The Republic filed the declaration under Article 298(1)(a) of Unclos on Wednesday (Dec 12), in order for such recourse to international dispute settlement to be based on the mutual agreement of the parties, a Ministry of Foreign Affairs (MFA) spokesman said on Thursday.
The declaration, lodged with the United Nations in New York, comes amid an ongoing maritime boundary dispute with Malaysia over Singapore territorial waters off Tuas.
Singapore has informed Malaysia that it has filed the declaration.
This declaration means that countries that have signed Unclos cannot unilaterally commence third-party arbitration or adjudication against Singapore in respect of maritime boundary disputes. Singapore, likewise, cannot unilaterally commence third-party arbitration or adjudication against such countries.
"Singapore believes that maritime boundary delimitation disputes are best resolved through negotiations, in order to reach an amicable settlement acceptable to all of the parties," the spokesman said in response to media queries.
"However, if this cannot be achieved, Singapore is prepared to settle such a dispute by recourse to an appropriate international third-party dispute settlement procedure, on terms mutually agreed to by the parties," he added.

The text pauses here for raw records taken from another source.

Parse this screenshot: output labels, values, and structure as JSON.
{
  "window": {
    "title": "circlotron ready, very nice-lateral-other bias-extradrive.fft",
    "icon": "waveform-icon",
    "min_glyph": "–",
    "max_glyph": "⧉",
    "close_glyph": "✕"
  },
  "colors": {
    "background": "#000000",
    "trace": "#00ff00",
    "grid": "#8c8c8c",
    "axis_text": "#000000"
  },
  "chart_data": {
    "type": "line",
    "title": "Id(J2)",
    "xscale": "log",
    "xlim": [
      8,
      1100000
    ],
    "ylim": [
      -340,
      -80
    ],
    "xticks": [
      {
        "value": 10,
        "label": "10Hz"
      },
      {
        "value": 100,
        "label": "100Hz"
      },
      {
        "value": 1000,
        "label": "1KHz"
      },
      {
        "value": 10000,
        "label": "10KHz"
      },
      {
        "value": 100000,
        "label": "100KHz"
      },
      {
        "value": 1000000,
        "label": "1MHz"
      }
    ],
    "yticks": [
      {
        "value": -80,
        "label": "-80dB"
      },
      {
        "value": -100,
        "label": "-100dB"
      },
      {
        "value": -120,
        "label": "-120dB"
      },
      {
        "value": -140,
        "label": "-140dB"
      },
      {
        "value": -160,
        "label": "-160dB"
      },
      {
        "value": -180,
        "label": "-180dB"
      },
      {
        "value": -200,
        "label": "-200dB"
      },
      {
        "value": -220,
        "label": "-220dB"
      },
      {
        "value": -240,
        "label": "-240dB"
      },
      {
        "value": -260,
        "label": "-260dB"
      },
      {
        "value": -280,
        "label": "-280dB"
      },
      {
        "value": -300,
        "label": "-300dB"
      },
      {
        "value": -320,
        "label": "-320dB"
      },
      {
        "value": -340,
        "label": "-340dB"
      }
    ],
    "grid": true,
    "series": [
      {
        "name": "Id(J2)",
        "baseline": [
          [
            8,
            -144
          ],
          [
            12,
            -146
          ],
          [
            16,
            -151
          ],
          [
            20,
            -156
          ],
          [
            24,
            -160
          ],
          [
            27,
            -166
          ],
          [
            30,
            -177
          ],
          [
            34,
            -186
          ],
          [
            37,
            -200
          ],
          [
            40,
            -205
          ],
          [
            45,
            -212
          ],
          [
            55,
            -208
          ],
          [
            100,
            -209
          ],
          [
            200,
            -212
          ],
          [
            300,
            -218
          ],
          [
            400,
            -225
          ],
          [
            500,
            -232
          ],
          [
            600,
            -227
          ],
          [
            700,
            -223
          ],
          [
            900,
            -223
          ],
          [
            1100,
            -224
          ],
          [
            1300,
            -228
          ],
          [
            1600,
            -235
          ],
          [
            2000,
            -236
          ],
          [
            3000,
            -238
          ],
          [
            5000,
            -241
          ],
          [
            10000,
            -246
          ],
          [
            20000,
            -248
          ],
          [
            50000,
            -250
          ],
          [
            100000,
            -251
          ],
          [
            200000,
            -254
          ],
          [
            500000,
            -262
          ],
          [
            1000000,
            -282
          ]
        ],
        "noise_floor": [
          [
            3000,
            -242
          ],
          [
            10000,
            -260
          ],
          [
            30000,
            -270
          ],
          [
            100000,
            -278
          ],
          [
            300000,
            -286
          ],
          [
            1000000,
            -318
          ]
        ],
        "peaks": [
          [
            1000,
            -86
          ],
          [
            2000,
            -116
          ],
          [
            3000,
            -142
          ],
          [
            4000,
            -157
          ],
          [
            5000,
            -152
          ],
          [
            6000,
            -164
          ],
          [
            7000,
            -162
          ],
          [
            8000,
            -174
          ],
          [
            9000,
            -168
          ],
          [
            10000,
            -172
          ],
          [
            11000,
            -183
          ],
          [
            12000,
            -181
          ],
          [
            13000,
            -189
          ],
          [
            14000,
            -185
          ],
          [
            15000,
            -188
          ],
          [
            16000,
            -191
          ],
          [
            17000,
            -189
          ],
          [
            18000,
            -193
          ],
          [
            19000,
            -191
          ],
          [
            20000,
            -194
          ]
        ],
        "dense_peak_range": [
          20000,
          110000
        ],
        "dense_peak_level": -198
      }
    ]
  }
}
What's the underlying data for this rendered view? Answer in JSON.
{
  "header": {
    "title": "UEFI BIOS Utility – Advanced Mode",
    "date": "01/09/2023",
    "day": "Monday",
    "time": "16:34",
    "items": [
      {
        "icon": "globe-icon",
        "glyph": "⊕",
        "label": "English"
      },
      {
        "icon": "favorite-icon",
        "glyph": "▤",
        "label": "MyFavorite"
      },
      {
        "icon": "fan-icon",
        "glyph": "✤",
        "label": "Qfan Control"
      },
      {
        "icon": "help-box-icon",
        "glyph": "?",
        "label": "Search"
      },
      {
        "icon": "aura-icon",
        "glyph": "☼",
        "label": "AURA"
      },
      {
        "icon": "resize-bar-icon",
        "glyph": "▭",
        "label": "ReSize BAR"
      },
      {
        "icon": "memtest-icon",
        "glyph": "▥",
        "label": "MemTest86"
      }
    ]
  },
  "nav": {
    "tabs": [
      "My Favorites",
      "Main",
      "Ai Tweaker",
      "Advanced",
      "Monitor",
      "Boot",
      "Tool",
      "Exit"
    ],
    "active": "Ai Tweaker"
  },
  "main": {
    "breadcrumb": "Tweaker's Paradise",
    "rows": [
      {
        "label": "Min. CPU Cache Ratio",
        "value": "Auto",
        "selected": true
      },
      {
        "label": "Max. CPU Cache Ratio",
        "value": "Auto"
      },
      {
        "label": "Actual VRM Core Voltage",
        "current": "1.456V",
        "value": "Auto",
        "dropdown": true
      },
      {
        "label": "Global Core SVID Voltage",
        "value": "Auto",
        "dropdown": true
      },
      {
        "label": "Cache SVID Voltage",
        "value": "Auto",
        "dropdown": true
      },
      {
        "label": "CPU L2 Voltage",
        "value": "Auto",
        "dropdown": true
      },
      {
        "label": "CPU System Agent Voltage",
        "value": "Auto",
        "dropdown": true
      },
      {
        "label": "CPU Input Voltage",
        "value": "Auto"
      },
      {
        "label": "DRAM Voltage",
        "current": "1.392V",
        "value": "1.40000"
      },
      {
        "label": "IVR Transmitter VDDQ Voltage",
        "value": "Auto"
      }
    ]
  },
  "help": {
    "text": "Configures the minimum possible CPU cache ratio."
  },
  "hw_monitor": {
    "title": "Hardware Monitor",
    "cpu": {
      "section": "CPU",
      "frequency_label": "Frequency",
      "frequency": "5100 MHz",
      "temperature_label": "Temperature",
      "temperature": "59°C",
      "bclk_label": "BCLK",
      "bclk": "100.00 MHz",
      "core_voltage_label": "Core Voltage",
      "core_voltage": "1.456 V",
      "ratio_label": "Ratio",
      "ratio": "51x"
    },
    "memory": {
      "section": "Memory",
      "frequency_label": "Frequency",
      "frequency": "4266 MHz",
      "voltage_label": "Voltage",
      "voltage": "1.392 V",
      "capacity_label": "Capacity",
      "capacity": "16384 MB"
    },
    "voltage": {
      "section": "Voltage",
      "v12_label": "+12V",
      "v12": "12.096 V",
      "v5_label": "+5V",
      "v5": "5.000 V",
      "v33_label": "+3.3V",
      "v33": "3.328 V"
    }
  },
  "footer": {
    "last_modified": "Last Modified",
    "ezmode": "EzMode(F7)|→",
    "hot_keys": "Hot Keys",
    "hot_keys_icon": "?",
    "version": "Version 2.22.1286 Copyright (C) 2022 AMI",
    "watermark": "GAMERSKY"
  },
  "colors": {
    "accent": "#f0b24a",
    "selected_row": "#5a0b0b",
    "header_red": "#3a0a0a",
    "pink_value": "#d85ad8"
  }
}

The MFA spokesman also said: "Should a dispute arise that cannot be resolved through negotiations, Singapore will work with the other States Parties to agree on the choice of forum and the specific issues to be decided, in order that the matter can be submitted to arbitration or adjudication. This is preferable to one party taking another unilaterally to arbitration or adjudication, without prior mutual agreement on these key issues."
The spokesman noted that many countries that have signed Unclos, such as France, Canada, Italy, Spain, Australia and Thailand, have made similar declarations.
On Oct 25, Kuala Lumpur unilaterally gazetted extended port limits for Johor Baru Port, which encroached into the Republic's territorial waters. While a section of those waters has yet to be delimited, Singapore agencies have been patrolling them for decades.
Singapore has responded by extending its own port limits, and insisting that Malaysia withdraw its government vessels and return to the pre-Oct 25 status quo, without prejudice to its claims.
Kuala Lumpur has said it cannot do so, but is committed to de-escalate the situation.
Singapore has said it welcomed Malaysia's moves to defuse tensions, and both sides are expected to meet in the second week of January to discuss the matter.
"As noted in Singapore's press statement of 10 December 2018, representatives of Singapore and Malaysia will be meeting in the second week of January 2019 to discuss and exchange views on the Johor Bahru port limits issue," the MFA spokesman said.
"Singapore hopes that by engaging each other, the two governments will reach a swift and amicable resolution, in accordance with international law."
The spokesman added: "Singapore will continue to uphold international law and remains committed to the peaceful settlement of disputes in accordance with international law."